The paradigm
A programming model for event-driven systems where developers write components and dependencies, and the compiler infers the runtime orchestration.
Most event-driven systems pay coordination cost at runtime. Fluxtion pays it at compile time.
Event-driven systems do not fail because developers cannot write business logic. They fail because the coordination layer becomes implicit, scattered and hard to inspect — spread across callbacks, listeners, brokers, runtime schedulers, workflow definitions and hand-written glue. The behaviour you ship is an emergent property of code nobody can point to.
Move orchestration out of hand-written runtime code and into compile-time inference. Developers write ordinary components, event handlers and dependencies. The compiler analyses the object graph, derives the event flow, and emits the runtime dispatcher as plain source.
Write ordinary Java components. Fluxtion infers the orchestration and generates the dispatcher.
Nothing is guessed. Orchestration is inferred from explicit structure you already wrote.
Fluxtion is a Java implementation of inferred orchestration programming. Developers write POJOs, annotations, functional pipelines or wiring definitions; Fluxtion analyses the object graph at compile time, infers the event schedule, and generates a deterministic dispatcher that can be inspected, tested, audited, replayed and deployed across host runtimes.
The compiler technique is execution inference: closed-world compilation applied to the coordination layer of business software. Inferred orchestration programming is what this feels like to the developer; execution inference is how the compiler does it.
Inferred orchestration programming does not replace object-oriented, functional, reactive or workflow approaches. It sits alongside them by removing hand-written orchestration from event-driven software.
| Object-oriented | organises state and behaviour around objects |
| Functional | organises computation around functions and composition |
| Declarative | describes desired outcomes |
| Workflow DSLs | describe orchestration explicitly |
| Reactive | composes streams and subscriptions |
| Inferred orchestration | you define components and dependencies; the compiler derives the event orchestration |
The generated dispatcher is not an implementation detail. It is the executable specification of the event graph — and that makes coordination a thing you can read, test and prove instead of a runtime behaviour you hope is correct.
Because orchestration is inferred from metadata attached to components, integration cost moves from repeated consumer-side glue to a one-time, supplier-side description. Suppliers describe a component once; consumers compose it at near-zero marginal integration cost — which is what makes a modulith tenable.

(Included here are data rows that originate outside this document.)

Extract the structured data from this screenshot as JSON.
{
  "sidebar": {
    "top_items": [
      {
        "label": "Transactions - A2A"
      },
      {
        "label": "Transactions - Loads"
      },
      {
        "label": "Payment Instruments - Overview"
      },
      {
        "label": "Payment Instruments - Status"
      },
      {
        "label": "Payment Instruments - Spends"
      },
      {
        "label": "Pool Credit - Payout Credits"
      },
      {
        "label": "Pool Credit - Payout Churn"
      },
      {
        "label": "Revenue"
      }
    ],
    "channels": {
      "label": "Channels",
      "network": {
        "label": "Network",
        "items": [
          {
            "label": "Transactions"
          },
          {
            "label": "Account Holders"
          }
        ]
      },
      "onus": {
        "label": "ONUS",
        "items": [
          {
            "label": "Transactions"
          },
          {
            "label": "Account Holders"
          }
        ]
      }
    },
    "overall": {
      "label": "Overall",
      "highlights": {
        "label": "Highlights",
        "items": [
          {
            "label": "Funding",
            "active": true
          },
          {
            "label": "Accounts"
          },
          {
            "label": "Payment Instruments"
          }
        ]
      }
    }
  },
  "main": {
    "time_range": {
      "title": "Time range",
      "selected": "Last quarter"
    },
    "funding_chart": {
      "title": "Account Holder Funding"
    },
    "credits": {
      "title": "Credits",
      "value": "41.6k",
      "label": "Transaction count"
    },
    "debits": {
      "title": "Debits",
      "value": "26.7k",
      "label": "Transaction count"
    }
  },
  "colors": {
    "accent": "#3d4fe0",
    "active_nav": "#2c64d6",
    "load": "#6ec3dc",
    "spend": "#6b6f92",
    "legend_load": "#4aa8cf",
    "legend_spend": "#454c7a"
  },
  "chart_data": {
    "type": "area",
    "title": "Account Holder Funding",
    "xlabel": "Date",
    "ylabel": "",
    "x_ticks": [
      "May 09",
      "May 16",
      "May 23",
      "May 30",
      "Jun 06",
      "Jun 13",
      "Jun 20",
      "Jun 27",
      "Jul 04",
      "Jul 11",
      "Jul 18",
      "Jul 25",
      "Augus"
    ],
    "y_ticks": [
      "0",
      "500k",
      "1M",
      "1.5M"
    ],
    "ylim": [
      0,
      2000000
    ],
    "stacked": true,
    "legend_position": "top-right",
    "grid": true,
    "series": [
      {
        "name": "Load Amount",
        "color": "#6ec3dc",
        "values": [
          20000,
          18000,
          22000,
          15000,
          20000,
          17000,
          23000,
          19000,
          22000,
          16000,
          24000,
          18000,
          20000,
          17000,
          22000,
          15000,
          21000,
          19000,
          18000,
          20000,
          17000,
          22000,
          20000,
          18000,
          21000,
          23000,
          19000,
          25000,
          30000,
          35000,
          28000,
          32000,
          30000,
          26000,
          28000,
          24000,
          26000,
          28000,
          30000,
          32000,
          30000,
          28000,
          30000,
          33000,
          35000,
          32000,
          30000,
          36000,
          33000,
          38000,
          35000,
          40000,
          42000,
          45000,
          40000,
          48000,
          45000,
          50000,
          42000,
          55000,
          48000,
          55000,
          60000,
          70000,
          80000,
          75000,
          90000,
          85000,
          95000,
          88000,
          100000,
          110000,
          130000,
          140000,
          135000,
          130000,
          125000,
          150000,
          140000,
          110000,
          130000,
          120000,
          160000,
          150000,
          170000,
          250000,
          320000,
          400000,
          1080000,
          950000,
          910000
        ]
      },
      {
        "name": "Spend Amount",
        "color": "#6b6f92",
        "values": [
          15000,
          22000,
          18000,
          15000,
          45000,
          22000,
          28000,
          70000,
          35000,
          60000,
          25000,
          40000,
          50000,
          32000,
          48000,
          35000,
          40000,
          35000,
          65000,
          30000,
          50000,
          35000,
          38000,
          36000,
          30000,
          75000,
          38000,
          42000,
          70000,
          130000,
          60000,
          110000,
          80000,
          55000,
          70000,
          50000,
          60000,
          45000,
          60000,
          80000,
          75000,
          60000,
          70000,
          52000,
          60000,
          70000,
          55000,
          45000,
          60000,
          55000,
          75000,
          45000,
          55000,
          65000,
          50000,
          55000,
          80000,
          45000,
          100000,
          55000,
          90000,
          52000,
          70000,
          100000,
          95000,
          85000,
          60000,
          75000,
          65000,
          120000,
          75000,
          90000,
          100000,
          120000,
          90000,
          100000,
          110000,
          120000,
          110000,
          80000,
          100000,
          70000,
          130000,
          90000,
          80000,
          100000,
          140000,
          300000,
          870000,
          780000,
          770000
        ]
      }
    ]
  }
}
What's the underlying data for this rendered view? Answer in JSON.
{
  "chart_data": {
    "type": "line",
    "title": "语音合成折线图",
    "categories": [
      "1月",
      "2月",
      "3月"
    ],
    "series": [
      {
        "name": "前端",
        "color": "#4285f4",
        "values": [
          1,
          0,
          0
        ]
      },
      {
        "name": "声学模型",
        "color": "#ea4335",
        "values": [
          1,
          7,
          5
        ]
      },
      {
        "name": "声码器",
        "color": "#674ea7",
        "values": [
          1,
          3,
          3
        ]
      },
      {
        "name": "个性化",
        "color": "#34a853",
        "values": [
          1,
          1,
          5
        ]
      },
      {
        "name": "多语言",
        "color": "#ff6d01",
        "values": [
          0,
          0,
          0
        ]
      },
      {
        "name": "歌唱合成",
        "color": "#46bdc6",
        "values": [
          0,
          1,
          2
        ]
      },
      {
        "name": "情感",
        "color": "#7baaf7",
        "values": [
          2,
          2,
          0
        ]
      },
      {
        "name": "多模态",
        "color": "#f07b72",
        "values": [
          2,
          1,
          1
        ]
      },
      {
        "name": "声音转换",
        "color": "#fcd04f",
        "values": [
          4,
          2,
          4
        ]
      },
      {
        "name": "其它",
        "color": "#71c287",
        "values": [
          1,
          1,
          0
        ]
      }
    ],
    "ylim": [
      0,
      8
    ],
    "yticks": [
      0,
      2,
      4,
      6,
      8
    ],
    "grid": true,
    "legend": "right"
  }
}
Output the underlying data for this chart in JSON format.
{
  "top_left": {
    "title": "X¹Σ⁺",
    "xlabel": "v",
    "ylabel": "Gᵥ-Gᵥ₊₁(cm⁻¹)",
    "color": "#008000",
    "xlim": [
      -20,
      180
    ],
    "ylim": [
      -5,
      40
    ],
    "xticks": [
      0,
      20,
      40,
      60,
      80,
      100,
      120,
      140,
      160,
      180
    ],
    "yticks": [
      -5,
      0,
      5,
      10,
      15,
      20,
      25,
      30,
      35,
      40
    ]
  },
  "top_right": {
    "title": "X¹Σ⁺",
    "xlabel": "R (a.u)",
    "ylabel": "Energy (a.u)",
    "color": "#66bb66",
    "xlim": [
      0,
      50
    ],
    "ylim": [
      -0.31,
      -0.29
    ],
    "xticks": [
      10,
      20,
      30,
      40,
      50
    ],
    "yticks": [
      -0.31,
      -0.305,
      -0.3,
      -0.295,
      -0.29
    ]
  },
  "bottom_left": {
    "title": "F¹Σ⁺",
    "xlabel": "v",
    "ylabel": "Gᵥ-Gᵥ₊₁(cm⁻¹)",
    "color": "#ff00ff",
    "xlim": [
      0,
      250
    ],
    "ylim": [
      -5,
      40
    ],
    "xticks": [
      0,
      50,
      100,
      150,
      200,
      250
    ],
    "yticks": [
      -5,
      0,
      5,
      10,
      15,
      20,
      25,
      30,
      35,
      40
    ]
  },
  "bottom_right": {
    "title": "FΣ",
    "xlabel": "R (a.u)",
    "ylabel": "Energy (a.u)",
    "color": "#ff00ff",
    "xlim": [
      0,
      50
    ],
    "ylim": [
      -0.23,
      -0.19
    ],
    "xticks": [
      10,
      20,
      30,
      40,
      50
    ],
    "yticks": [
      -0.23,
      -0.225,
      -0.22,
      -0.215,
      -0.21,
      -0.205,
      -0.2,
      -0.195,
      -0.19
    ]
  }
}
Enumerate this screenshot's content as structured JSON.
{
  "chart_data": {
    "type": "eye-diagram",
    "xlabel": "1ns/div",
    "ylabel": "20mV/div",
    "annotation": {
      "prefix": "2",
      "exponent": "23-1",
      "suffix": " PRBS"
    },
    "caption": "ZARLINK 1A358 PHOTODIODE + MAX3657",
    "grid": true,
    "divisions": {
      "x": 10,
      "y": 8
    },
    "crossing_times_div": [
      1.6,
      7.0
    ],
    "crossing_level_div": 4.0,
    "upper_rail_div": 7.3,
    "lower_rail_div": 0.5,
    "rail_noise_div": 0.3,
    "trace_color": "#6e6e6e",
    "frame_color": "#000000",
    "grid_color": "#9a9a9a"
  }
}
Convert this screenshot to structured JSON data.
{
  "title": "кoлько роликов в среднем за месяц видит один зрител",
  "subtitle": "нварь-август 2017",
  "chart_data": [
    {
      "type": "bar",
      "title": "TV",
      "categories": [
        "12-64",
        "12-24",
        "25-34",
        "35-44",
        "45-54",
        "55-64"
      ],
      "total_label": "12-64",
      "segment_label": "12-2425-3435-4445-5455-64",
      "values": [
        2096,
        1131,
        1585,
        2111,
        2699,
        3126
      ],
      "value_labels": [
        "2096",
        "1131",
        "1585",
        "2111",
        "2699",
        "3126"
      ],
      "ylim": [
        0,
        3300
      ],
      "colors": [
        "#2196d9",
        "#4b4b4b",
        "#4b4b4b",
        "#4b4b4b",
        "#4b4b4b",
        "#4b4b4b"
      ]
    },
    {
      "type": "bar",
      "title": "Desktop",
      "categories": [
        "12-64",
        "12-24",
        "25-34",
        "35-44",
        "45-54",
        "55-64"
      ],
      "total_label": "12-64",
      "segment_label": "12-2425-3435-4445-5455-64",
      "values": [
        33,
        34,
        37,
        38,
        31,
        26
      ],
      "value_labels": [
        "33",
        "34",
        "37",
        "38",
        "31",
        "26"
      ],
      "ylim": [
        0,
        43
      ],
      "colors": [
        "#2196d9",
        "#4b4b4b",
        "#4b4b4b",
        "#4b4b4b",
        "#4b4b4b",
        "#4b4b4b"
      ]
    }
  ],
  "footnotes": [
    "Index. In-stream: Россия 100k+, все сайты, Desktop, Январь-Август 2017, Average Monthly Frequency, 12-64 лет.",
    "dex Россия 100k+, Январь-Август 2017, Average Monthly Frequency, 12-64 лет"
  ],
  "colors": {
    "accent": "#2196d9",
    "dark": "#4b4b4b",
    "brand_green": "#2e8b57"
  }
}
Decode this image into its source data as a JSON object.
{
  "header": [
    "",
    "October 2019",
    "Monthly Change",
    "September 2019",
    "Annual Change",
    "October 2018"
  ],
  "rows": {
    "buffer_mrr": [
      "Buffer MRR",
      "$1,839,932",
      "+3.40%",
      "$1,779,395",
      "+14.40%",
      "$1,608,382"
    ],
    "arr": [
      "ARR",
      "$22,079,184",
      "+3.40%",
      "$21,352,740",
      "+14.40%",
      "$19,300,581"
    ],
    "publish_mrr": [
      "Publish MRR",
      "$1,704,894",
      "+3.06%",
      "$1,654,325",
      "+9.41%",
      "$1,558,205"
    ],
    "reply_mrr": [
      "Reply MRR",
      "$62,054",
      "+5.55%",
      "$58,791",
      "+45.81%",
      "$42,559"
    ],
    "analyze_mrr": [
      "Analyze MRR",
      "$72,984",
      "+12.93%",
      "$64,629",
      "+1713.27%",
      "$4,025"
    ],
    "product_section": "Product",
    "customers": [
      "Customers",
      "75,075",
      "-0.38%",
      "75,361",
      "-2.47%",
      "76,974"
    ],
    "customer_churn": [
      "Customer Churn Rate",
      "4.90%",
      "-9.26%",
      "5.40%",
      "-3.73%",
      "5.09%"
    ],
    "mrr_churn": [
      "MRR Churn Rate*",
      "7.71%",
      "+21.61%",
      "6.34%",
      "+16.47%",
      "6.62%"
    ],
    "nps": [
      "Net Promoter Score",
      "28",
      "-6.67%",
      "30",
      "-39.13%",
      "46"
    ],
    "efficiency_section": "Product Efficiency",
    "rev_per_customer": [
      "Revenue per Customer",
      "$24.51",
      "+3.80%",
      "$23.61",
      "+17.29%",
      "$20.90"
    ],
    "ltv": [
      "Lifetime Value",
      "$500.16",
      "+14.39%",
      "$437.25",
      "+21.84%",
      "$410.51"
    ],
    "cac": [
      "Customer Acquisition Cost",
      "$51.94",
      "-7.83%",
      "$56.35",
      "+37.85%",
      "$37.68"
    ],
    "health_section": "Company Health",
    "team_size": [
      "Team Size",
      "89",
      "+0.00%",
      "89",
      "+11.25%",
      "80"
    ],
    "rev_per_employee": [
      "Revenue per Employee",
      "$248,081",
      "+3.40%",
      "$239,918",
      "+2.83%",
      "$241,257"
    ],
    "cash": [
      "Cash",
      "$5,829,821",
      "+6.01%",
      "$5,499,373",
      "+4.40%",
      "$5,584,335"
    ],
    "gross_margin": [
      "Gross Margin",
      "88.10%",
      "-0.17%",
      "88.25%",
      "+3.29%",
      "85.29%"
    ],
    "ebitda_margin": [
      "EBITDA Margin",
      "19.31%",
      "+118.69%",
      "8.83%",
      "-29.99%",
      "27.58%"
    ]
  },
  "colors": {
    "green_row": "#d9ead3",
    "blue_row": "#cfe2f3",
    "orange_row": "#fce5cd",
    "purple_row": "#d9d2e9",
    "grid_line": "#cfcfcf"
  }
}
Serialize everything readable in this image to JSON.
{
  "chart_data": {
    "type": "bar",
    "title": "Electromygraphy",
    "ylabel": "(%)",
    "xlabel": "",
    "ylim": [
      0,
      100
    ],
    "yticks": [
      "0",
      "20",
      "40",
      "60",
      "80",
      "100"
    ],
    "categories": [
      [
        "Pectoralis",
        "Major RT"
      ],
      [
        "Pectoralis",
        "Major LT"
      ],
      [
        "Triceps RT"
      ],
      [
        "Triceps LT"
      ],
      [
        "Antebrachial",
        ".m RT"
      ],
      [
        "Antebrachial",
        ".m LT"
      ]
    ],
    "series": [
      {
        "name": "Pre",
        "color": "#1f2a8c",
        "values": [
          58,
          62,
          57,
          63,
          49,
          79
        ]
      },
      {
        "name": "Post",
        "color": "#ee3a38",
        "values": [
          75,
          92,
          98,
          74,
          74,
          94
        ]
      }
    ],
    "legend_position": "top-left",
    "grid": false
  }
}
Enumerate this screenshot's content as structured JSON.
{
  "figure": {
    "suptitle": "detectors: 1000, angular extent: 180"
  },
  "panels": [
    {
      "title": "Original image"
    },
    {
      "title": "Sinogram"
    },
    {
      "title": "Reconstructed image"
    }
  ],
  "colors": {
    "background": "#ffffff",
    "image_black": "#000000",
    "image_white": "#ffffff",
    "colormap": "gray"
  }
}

Modulith economics: supplier-paid integration →Event-driven systems become difficult when coordination is scattered and implicit. Fluxtion uses inferred orchestration programming instead: you write ordinary components and dependencies, and the compiler infers the event flow — emitting a generated dispatcher that makes dispatch order, trigger propagation, lifecycle calls and audit hooks explicit as source you can read, test and replay.